Table 1 cotton seed hulls hydrolysis effect relatively
|
Percent hydrolysis (%) |
Reducing sugar yield (%) |
Embodiment 1 |
18.6 |
22.8 |
Embodiment 2 |
12.4 |
14.0 |
Embodiment 3 |
7.5 |
7.6 |
Embodiment 4
1. the seed culture of Trichodermareesei
(1) Trichodermareesei seed culture medium: 10g/L glucose, 10g/L peptone, final concentration are the citrate buffer solution of 0.05M, 0.15g/L Tween 80,1.4g/L (NH
4)
2SO
4, 2.0g/L KH
2PO
4, 0.3g/L urea, 0.4g/L CaCl
22H
2O, 0.3g/L MgSO
47H
2O, 0.005g/L FeSO
47H
2O, 0.0016g/L MnSO
4H
2O, 0.0014g/LZnSO
47H
2O, 0.0037g/L CoCl
26H
2The Mandels substratum of O, pH4.8-5.0;
(2) serve as to produce bacterial classification with Trichodermareesei Rut C30,, 25 ℃, cultivate 24h under the 120r/min condition at pH5.0.

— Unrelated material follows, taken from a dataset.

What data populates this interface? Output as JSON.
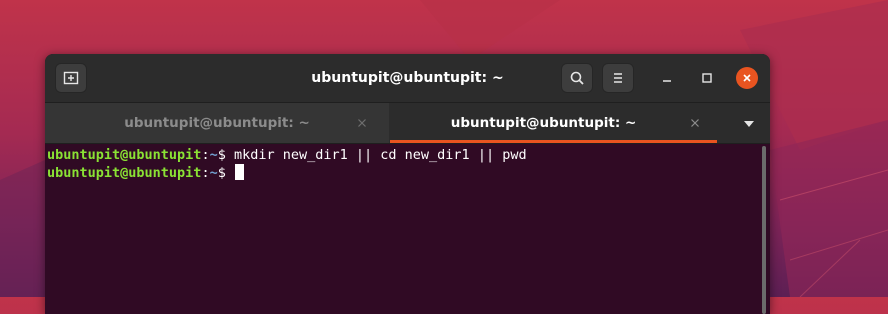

2. Trichodermareesei enzymatic production
(1) Trichodermareesei produces the enzyme substratum: 10g/L glucose, 10g/L peptone, final concentration are the citrate buffer solution of 0.05M, 0.15g/L Tween 80,1.4g/L (NH
4)
2SO
4, 2.0g/L KH
2PO
4, 0.3g/L urea, 0.4g/L CaCl
22H
2O, 0.3g/L MgSO
47H
2O, 0.005g/L FeSO
47H
2O, 0.0016g/L MnSO
4H
2O, 0.0014g/LZnSO
47H
2O, 0.0037g/L CoCl
26H
2The Mandels substratum of O adds 2% pectin, pH4.8-5.0;
(2) with 5% inoculum size, the cultivation that does not add xylan, is cultivated 4d and is induced the product enzyme at 30 ℃ for contrast under the 250r/min condition, further induce the product enzyme through the xylan that adds relative fermention medium 1~2% in the culturing process;
(4) the fermented liquid clear liquid of filtration or centrifugal collection is exactly the prozyme liquid of hydrolysis cotton seed hulls.
3. cellulase activity is measured, and sees embodiment 1 for details.
4. Xylanase activity is measured, and sees embodiment 1 for details.
5. pectinase activity is measured, and sees embodiment 1 for details.
6. the fermented liquid residual sugar is measured, and sees embodiment 1 for details.
7. crude enzyme liquid hydrolysis cotton seed hulls sees embodiment 1 for details.